Священник подошел ближе, заглянул в глаза Русичу.

– Вижу, знаешь писание божие. Что-то не встречал тебя раньше в здешнем приходе, – и сам же объяснил: – Оно и понятно, три года тут не бывал. Далеко поселилось племя, полную седьмицу дней добирался, едва голову не сломал. А как поживает отец Павел, отчего не шлет вестей о себе?

Вместо ответа Русич спросил:

– Кто ты, святой отец?

– Отец Димитрий, служу при епископе, помогаю управлять делами епархии.
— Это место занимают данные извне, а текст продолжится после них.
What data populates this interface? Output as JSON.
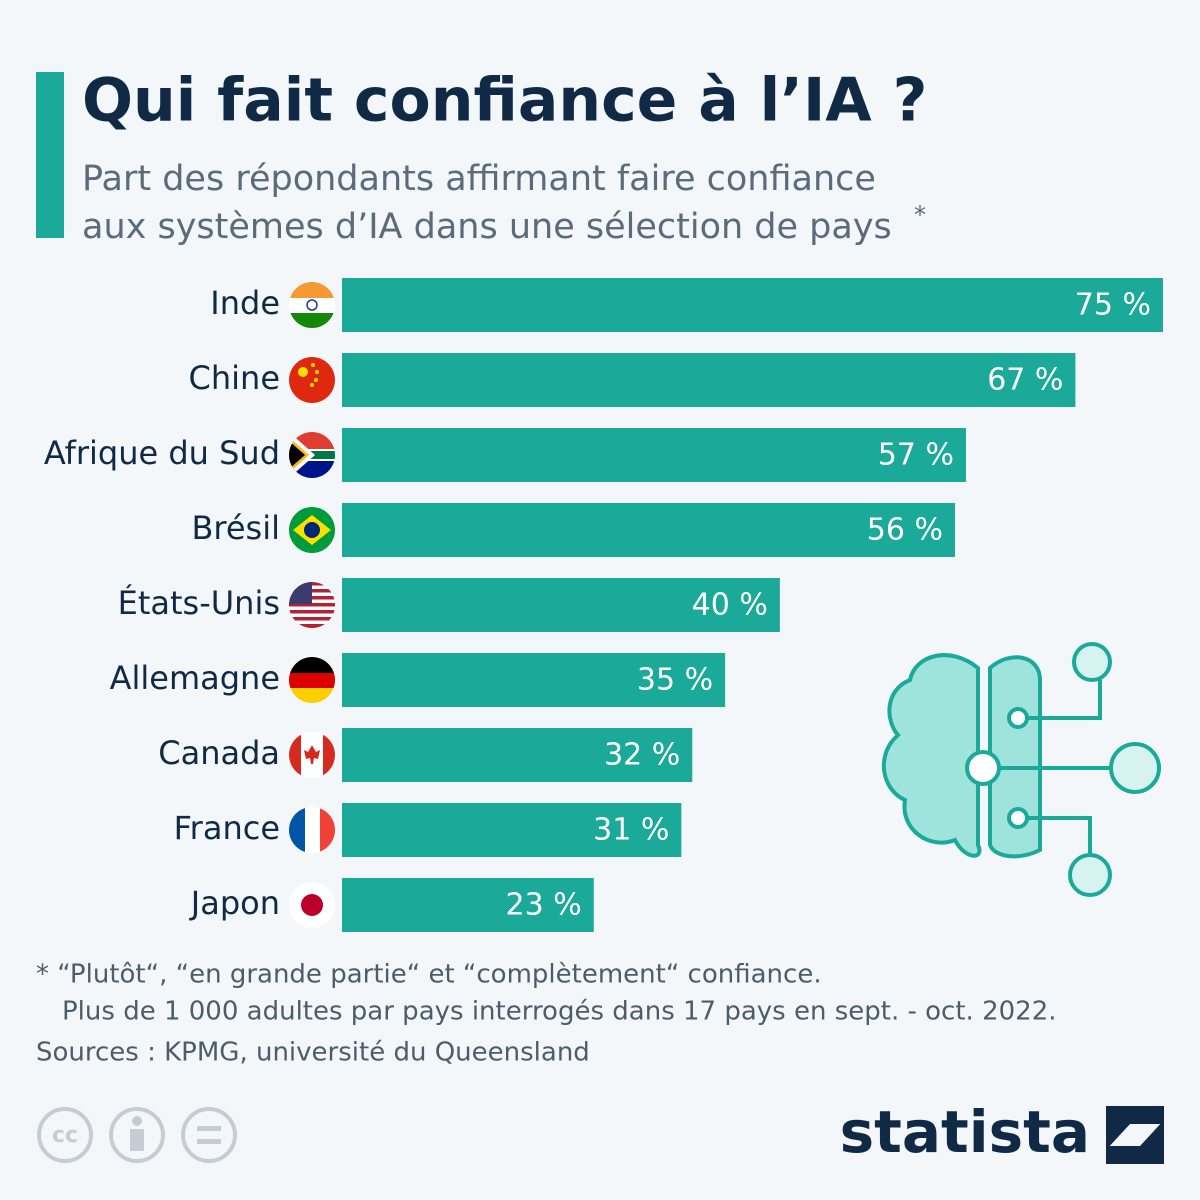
{
  "chart_data": {
    "type": "bar",
    "orientation": "horizontal",
    "title": "Qui fait confiance à l’IA ?",
    "subtitle": [
      "Part des répondants affirmant faire confiance",
      "aux systèmes d’IA dans une sélection de pays"
    ],
    "subtitle_mark": "*",
    "categories": [
      "Inde",
      "Chine",
      "Afrique du Sud",
      "Brésil",
      "États-Unis",
      "Allemagne",
      "Canada",
      "France",
      "Japon"
    ],
    "values": [
      75,
      67,
      57,
      56,
      40,
      35,
      32,
      31,
      23
    ],
    "value_labels": [
      "75 %",
      "67 %",
      "57 %",
      "56 %",
      "40 %",
      "35 %",
      "32 %",
      "31 %",
      "23 %"
    ],
    "color": "#1ba99a",
    "notes": [
      "* “Plutôt“, “en grande partie“ et “complètement“ confiance.",
      "Plus de 1 000 adultes par pays interrogés dans 17 pays en sept. - oct. 2022."
    ],
    "source": "Sources : KPMG, université du Queensland",
    "brand": "statista",
    "license_icon": "cc"
  }
}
А как тебя звать, сын мой?

– Зови меня Русичем, святой отец.

– Далеко забрел, – удивился отец Димитрий. – Что ж, я – грек, ты – русич. Русич так Русич, после скажешь, как нарекли в церкви. Отчего в епархию не шлет вестей здешний пастырь? Неужто умер отец Павел?

Русич рассказал, что произошло в ущелье и как сам попал сюда.

– Все в воле божьей, – перекрестился отец Димитрий. – Ни пастыря, значит, ни паствы. А я, видишь ли, для отца Павла и куликов настрелял, – будто повинился священник.

Отец Димитрий оказался человеком деятельным, неугомонным. Сам вызвался помочь Русичу покончить с рожью. Вдвоем управились быстро. Оказалось, что здоровому человеку и делов-то было всего на несколько часов.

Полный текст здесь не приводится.